A thaw in Sino-US relations

America this week decided to postpone the mid-April release of a Treasury report that was widely expected to call China a “currency manipulator”. Anti-China sentiment has been mounting in Congress as politicians have complained that China’s policy of fixing the yuan to the dollar gives it an unfair trade advantage. China now appears to be signalling that it is willing to end the peg. A senior government economist said China could widen the daily trading band for the yuan and allow it to appreciate.

What the commentators said

Protectionism “throttled world trade” in the 1930s and deepened the Depression, said Randall Forsyth on Barrons.com. A confrontation between the US and China, with America slapping tariffs on Chinese goods and China retaliating, could have had a similarly “disastrous” impact today. Luckily it looks as if they’re “working to prevent a replay of the policy blunders of the 1930s”. Kicking the report into the long grass was “politically smart”, said Capital Economics.

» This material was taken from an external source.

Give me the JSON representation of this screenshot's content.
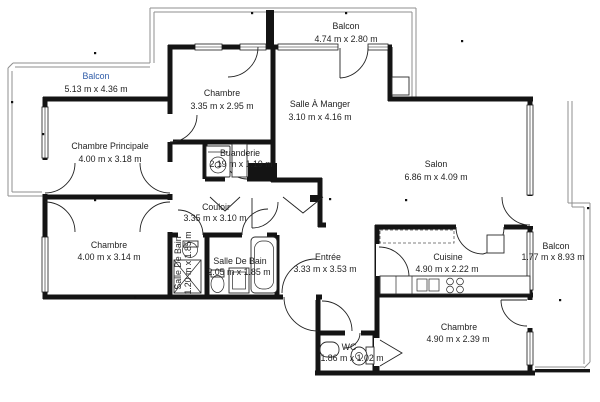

It lets China change its currency regime without appearing to bow to US pressure. Reforming the currency regime would help China, said Ian Campbell on Breakingviews.After all, inflation is rising quickly and cheaper imports would temper the trend, while revaluation would also boost Chinese consumers’ purchasing power. Ending the peg would “be part of China’s gradual transformation from export-led adolescent to more mature, wealthier economy”.